Here are the requirement guidelines for courses in our Certificate

  1. Courses can be approved for one or more more categories or PLOs
  2. Overall, a course’s content should be more than 50% focused explicitly on climate change to be included in the Certificate
  3. Courses should meet a minimum of 30% for a single PLO to be in that category. For, example, ENVS 480 is a “Solutions” course and an “Impacts” course, meaning that at least 30% of the course content fulfills Solutions and Impacts PLOs i.e., PLOs #1 and #2 respectively.
  4. To be “advanced climate justice,” a course must meet the “development” or “mastery” levels for PLO#4, plus 30% in PLO#4.
  5. To be considered for the Practicum requirement PLO#5, a substantial portion of the course must have a Climate related applied component.
  6. Departments that alternate staffing for existing classes, or offer multiple sections for a single class with different instructors, must be consistent in including the Certificate PLOs for each section. Courses with multiple sections taught by different faculty must have all of the syllabi meet the requirements of at least one PLO to be included in the Certificate, and that PLO should be the same for both sections. 
    1. For example, if there are two sections of GEOG 435 Geography of Global Transportation taught by two different instructors, and they want the course to satisfy the Solutions category, each section’s syllabus must satisfy the 30% PLO for Solutions and the 50% overall on climate change content requirement according to the criteria above. 
    2. This means that unfortunately, variable topics classes cannot be included in the Certificate unless all versions of the class are about climate change. Classes with multiple instructors only need one faculty to submit the application, but should include all relevant syllabi.
  7. All courses in the Certificate should be offered at least once every 4 semesters.

 

What is the Review Process Like and How Long Does It Take?

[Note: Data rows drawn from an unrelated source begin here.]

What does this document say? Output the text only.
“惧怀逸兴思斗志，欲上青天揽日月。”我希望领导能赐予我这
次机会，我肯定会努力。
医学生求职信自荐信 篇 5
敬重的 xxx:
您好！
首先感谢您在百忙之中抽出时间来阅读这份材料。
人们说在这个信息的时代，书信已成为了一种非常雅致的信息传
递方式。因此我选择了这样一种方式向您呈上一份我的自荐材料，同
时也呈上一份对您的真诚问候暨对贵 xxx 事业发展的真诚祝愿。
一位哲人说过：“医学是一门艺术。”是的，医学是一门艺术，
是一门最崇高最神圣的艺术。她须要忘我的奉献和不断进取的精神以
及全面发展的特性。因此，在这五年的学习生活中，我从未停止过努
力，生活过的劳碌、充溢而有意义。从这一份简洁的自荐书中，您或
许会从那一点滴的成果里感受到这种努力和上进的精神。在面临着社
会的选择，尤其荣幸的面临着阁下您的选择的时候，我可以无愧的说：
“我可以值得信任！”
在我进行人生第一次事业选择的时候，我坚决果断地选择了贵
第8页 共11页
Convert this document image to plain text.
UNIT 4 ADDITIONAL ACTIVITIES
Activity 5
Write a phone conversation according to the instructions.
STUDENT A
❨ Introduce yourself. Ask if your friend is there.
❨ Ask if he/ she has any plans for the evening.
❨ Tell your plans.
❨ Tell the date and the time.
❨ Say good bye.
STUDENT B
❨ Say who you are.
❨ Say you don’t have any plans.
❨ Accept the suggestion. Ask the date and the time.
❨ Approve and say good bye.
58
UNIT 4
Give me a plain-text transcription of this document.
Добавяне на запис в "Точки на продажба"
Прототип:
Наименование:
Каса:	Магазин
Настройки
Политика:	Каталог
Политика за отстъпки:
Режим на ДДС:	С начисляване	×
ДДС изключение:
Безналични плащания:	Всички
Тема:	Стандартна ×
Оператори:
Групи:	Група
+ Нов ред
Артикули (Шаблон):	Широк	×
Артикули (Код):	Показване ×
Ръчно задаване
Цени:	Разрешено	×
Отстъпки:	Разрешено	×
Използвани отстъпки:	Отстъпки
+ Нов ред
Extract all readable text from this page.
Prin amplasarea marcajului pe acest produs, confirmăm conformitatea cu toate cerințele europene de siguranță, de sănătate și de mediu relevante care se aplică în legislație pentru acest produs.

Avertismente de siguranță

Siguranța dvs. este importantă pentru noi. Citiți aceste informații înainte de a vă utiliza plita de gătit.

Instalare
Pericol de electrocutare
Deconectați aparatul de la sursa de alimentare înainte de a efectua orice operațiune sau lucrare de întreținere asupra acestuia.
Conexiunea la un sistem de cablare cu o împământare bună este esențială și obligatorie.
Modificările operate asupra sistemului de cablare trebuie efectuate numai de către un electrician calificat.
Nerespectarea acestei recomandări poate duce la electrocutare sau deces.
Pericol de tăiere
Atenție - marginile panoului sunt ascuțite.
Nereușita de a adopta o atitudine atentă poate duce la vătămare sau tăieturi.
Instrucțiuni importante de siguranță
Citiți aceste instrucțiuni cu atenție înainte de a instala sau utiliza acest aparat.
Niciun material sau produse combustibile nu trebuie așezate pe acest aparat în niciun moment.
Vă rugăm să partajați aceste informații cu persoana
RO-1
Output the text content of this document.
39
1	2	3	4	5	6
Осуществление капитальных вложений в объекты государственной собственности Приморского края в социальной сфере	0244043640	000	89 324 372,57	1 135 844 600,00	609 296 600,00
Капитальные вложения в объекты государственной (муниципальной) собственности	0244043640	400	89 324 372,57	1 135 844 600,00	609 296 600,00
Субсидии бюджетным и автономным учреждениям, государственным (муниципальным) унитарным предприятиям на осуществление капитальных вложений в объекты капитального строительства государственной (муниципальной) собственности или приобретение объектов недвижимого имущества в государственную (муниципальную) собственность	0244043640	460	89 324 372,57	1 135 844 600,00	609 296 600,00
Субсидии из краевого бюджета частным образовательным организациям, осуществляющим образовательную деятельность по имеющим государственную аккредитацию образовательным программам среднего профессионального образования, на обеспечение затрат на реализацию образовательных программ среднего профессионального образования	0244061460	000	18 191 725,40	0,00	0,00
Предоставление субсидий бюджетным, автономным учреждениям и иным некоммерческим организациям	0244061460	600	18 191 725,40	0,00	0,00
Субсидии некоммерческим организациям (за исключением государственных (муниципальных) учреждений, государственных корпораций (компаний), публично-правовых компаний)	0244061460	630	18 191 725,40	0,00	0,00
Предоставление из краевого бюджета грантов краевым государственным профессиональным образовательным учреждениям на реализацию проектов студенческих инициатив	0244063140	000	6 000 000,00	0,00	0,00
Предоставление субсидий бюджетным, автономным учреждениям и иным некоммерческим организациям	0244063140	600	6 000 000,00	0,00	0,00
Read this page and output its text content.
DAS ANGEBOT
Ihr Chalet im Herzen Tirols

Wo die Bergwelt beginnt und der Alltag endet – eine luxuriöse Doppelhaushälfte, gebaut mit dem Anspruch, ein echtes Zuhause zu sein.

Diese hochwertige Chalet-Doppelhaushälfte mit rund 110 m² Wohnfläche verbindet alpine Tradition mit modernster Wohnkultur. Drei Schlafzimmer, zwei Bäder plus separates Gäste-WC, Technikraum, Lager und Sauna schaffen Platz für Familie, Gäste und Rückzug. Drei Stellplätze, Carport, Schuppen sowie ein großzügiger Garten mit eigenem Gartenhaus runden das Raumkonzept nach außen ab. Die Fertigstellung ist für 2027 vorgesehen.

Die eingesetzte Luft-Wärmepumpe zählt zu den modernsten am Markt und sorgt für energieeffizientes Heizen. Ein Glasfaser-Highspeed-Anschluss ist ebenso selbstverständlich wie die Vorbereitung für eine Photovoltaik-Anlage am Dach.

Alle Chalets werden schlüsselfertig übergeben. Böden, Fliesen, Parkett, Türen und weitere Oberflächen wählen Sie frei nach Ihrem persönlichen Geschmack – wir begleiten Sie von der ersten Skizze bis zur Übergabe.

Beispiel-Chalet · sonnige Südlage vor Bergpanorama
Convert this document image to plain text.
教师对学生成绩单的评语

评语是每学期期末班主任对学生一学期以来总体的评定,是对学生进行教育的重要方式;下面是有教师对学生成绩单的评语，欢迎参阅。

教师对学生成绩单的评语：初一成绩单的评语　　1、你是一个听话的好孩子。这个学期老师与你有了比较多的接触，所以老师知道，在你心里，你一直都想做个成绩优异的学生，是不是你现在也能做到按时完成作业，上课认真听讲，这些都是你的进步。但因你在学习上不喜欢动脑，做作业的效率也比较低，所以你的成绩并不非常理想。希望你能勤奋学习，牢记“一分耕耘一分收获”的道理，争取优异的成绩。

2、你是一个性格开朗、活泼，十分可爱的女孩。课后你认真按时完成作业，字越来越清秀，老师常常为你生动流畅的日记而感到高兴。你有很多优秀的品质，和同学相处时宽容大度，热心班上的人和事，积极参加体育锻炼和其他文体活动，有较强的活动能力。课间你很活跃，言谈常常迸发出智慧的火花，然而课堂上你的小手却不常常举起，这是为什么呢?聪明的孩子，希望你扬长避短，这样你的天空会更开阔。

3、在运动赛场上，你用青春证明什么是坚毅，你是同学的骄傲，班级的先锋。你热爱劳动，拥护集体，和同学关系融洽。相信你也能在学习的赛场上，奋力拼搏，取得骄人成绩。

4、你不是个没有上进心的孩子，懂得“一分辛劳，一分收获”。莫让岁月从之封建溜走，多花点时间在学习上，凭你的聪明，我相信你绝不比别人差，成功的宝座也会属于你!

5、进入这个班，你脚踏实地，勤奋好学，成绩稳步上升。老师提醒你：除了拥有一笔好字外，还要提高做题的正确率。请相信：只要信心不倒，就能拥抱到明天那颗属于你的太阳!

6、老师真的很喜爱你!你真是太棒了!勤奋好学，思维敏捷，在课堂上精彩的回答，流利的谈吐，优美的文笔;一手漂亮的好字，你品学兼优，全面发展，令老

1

We review the courses during the semester in the order received. Reviews are generally quick, usually within two to three weeks after they are submitted. We promptly notify faculty of our decisions and provide notes on the PLOs and the syllabi where and when necessary. If needed, faculty can be invited to the Steering Committee meetings for further discussion if a course isn’t reaching the PLOs or there is otherwise some confusion. After our Committee makes a decision for approval, we submit the curriculum changes to the Academic Senate’s Campus Curriculum Committee, and once they approve the changes, it moves on to the Academic Senate at large for their confirmation and approval as well. These final stages take a little longer and are necessary for the curricular changes to be included in the campus Bulletin, but in the meantime, new curricular additions are shared internally among our Certificate advisors, and we can make substitutions as needed.